Sir John Gielgud, 1904-2000
Está a punto de concluir En busca de Ricardo III (Looking for Richard), el documental que Al Pacino dirigiera en 1996. Pacino dice «amo el silencio», y repite la frase mientras mira a John Gielgud, que ríe discreto. «Después del silencio, ¿qué más hay? ¿Cuál es la línea?» -pregunta, mientras con voz en off, Gielgud responde: «el resto es silencio». Sus palabras se anticipaban a las lluvias de mayo de 2000, esas que en pleno invierno de nuestro descontento se llevaron al último actor británico de estirpe shakespereana que habitaba aún entre nosotros. Al morir, Sir John Gielgud se unió a Laurence Olivier y a Ralph Richardson para conformar un singular trío de caballeros de la corona, que defendieron con ardentía el honor de su reina, ya no en el campo de batalla, sino en las tablas, el cine y la televisión. Ahora el silencio se ha establecido para siempre.
Tercer hijo de una familia de estirpe teatral, Gielgud hizo su debut en los escenarios a los 17 años, diciendo una única línea en Enrique V en el Old Vic Theater. Pero esa primera asociación con Shakespeare marcaría su vida: su primer Hamlet de 1930 se extendería hasta el Próspero que interpretara para Peter Greenaway en Prospero’s Books de 1991, en un largo camino que incluyó el personificar a Romeo, Casssius, Julio César, Benedick, Jorge el Duque de Clarence, Leontes, Antonio y Ricardo II.
El cine lo acogió en 1924, cuando todavía era un arte sin sonido, para hacer parte de Who is the Man? Hitchcock lo hizo protagonista de The Secret Agent (1936), pero al carecer del prototipo del galán de celuloide, su carrera se nutrió de personajes de carácter, secundarios en participación pero nunca en calidad. Su hermosa voz fue muchas veces narradora y personaje, cuando se le requería como el fantasma en Hamlet, o dando vida a la voz del rey Arturo o del mago Merlín: había algo digno en esa voz grave, algo indefinible pero cercano a la realeza. Sin embargo, como Hollywood es cruel, allá se le recuerda por su papel de Hobson, el imperturbable mayordomo de Dudley Moore en Arthur (1981), el único rol por el que alguna vez ganó un Oscar.

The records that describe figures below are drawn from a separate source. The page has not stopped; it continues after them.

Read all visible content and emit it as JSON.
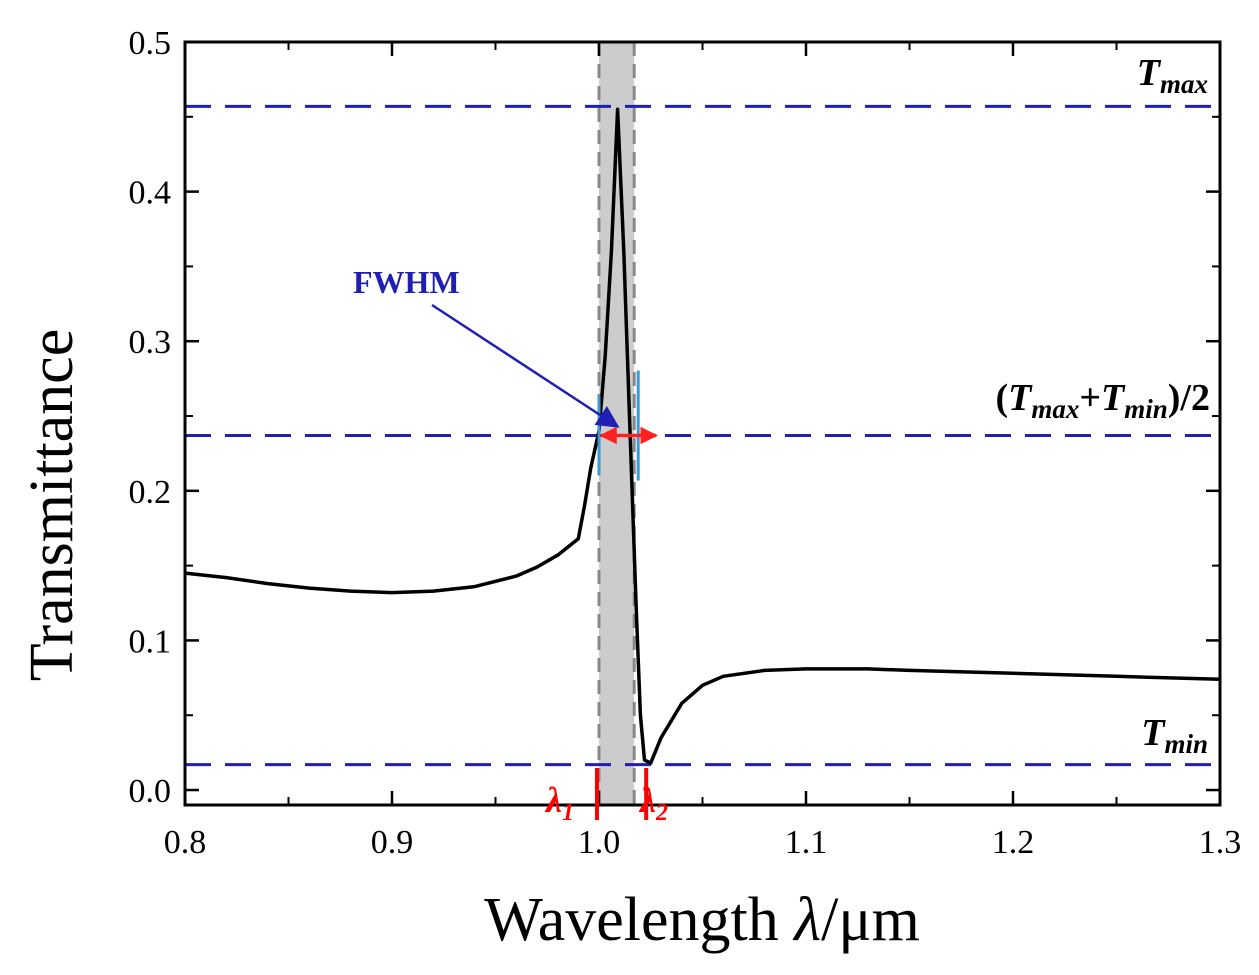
{
  "chart_data": {
    "type": "line",
    "xlabel_main": "Wavelength ",
    "xlabel_symbol": "λ",
    "xlabel_unit": "/μm",
    "ylabel": "Transmittance",
    "xlim": [
      0.8,
      1.3
    ],
    "ylim": [
      -0.01,
      0.5
    ],
    "xticks": [
      0.8,
      0.9,
      1.0,
      1.1,
      1.2,
      1.3
    ],
    "xtick_labels": [
      "0.8",
      "0.9",
      "1.0",
      "1.1",
      "1.2",
      "1.3"
    ],
    "yticks": [
      0.0,
      0.1,
      0.2,
      0.3,
      0.4,
      0.5
    ],
    "ytick_labels": [
      "0.0",
      "0.1",
      "0.2",
      "0.3",
      "0.4",
      "0.5"
    ],
    "series": [
      {
        "name": "Transmittance",
        "color": "#000000",
        "x": [
          0.8,
          0.82,
          0.84,
          0.86,
          0.88,
          0.9,
          0.92,
          0.94,
          0.96,
          0.97,
          0.98,
          0.99,
          0.993,
          0.996,
          1.0,
          1.003,
          1.006,
          1.009,
          1.012,
          1.015,
          1.018,
          1.02,
          1.022,
          1.025,
          1.03,
          1.04,
          1.05,
          1.06,
          1.08,
          1.1,
          1.13,
          1.15,
          1.2,
          1.25,
          1.3
        ],
        "y": [
          0.145,
          0.142,
          0.138,
          0.135,
          0.133,
          0.132,
          0.133,
          0.136,
          0.143,
          0.149,
          0.157,
          0.168,
          0.19,
          0.215,
          0.24,
          0.29,
          0.36,
          0.455,
          0.36,
          0.24,
          0.12,
          0.05,
          0.02,
          0.018,
          0.035,
          0.058,
          0.07,
          0.076,
          0.08,
          0.081,
          0.081,
          0.08,
          0.078,
          0.076,
          0.074
        ]
      }
    ],
    "reference_lines": [
      {
        "name": "Tmax",
        "y": 0.457,
        "label": "T",
        "label_sub": "max"
      },
      {
        "name": "half",
        "y": 0.237,
        "label_parts": [
          "(",
          "T",
          "max",
          "+",
          "T",
          "min",
          ")/2"
        ]
      },
      {
        "name": "Tmin",
        "y": 0.017,
        "label": "T",
        "label_sub": "min"
      }
    ],
    "ref_line_color": "#1f1fb4",
    "shaded_band": {
      "x_start": 1.0,
      "x_end": 1.017,
      "color": "#cccccc"
    },
    "annotations": {
      "fwhm": {
        "text": "FWHM",
        "color": "#1f1fb4",
        "target_x": 1.009,
        "target_y": 0.243
      },
      "fwhm_arrow_color": "#ff2020",
      "fwhm_marker_color": "#3a9ad9",
      "lambda1": {
        "symbol": "λ",
        "sub": "1",
        "x": 1.0,
        "color": "#ff0000"
      },
      "lambda2": {
        "symbol": "λ",
        "sub": "2",
        "x": 1.017,
        "color": "#ff0000"
      }
    }
  }
}
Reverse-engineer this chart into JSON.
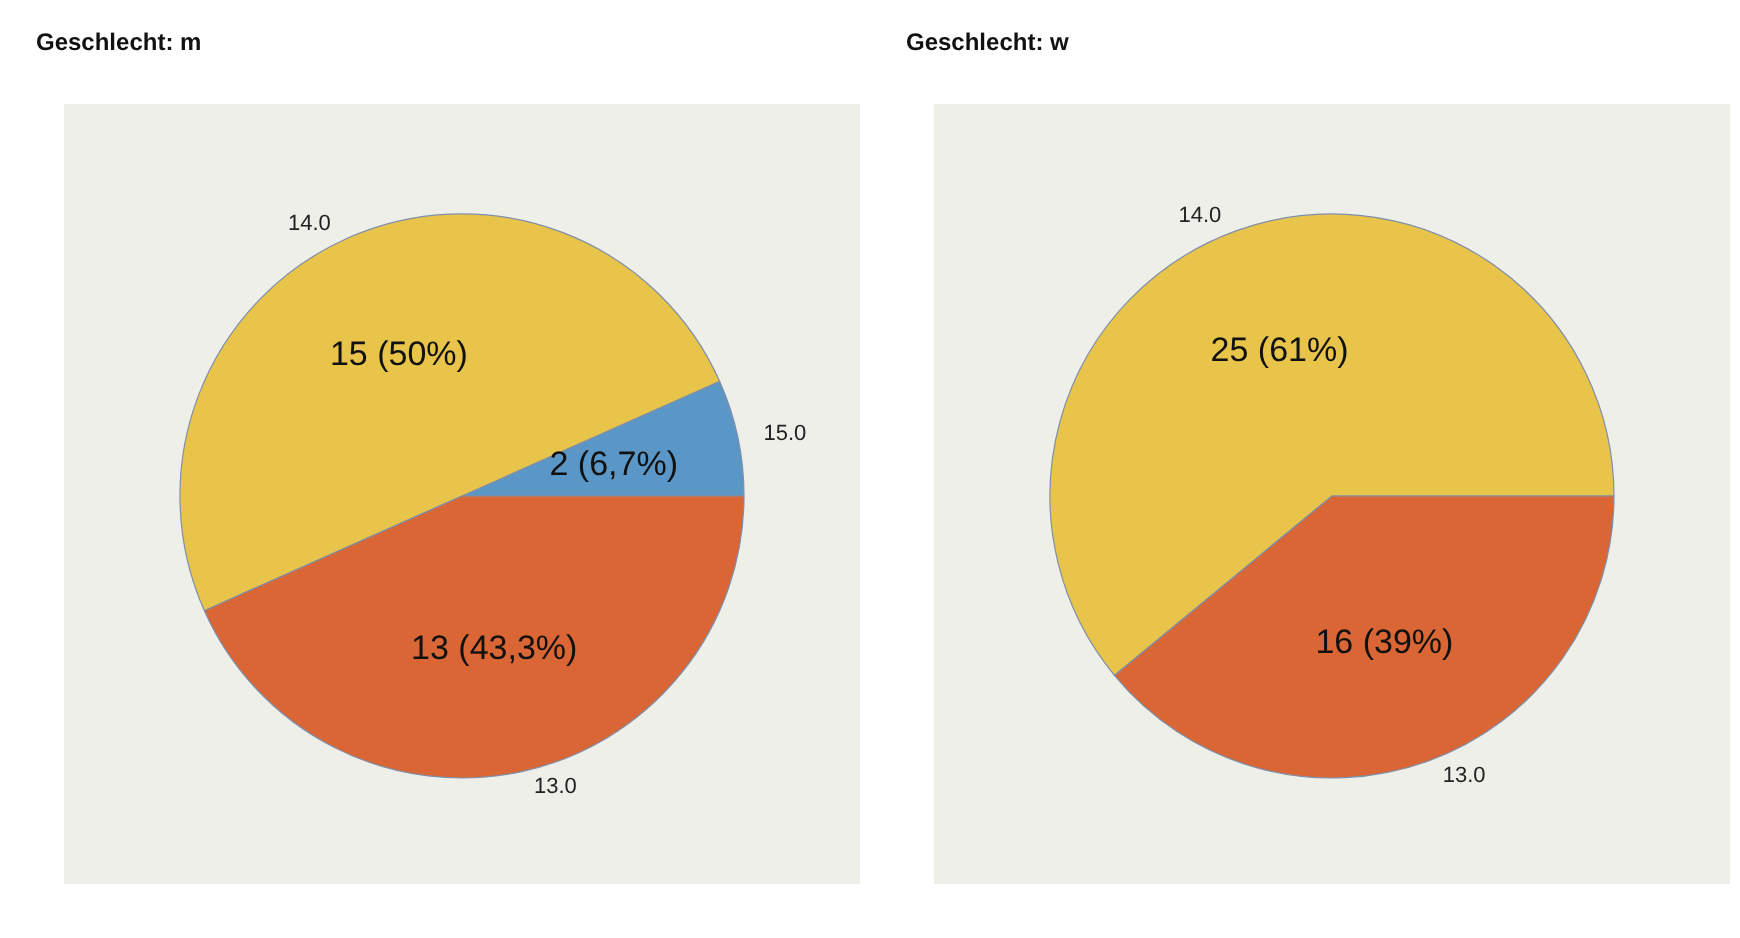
{
  "chart_data": [
    {
      "type": "pie",
      "title": "Geschlecht: m",
      "categories": [
        "15.0",
        "14.0",
        "13.0"
      ],
      "values": [
        2,
        15,
        13
      ],
      "colors": [
        "#5b97c6",
        "#e8c44b",
        "#d96634"
      ],
      "value_labels": [
        "2 (6,7%)",
        "15 (50%)",
        "13 (43,3%)"
      ]
    },
    {
      "type": "pie",
      "title": "Geschlecht: w",
      "categories": [
        "14.0",
        "13.0"
      ],
      "values": [
        25,
        16
      ],
      "colors": [
        "#e8c44b",
        "#d96634"
      ],
      "value_labels": [
        "25 (61%)",
        "16 (39%)"
      ]
    }
  ]
}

Pero para hacerle justicia, a John Gielgud hay que recordarlo como Luis VII enfrentado a Richard Burton en Becket (1964), como el papa Pablo IV en Elizabeth (1998) o como el padre de Jeremy Irons en ese clásico televisivo que es ya Brideshead Revisited, o a las órdenes de directores tan disímiles e interesantes como Alain Resnais (Providence, 1977), Orson Welles (Campanadas a medianoche, 1965), David Lynch (El hombre elefante, 1980), Richard Attenborough (Gandhi. 1982) o Jane Campion (Retrato de una dama, 1996), filmes que ennobleció con su presencia y su capacidad interpretativa.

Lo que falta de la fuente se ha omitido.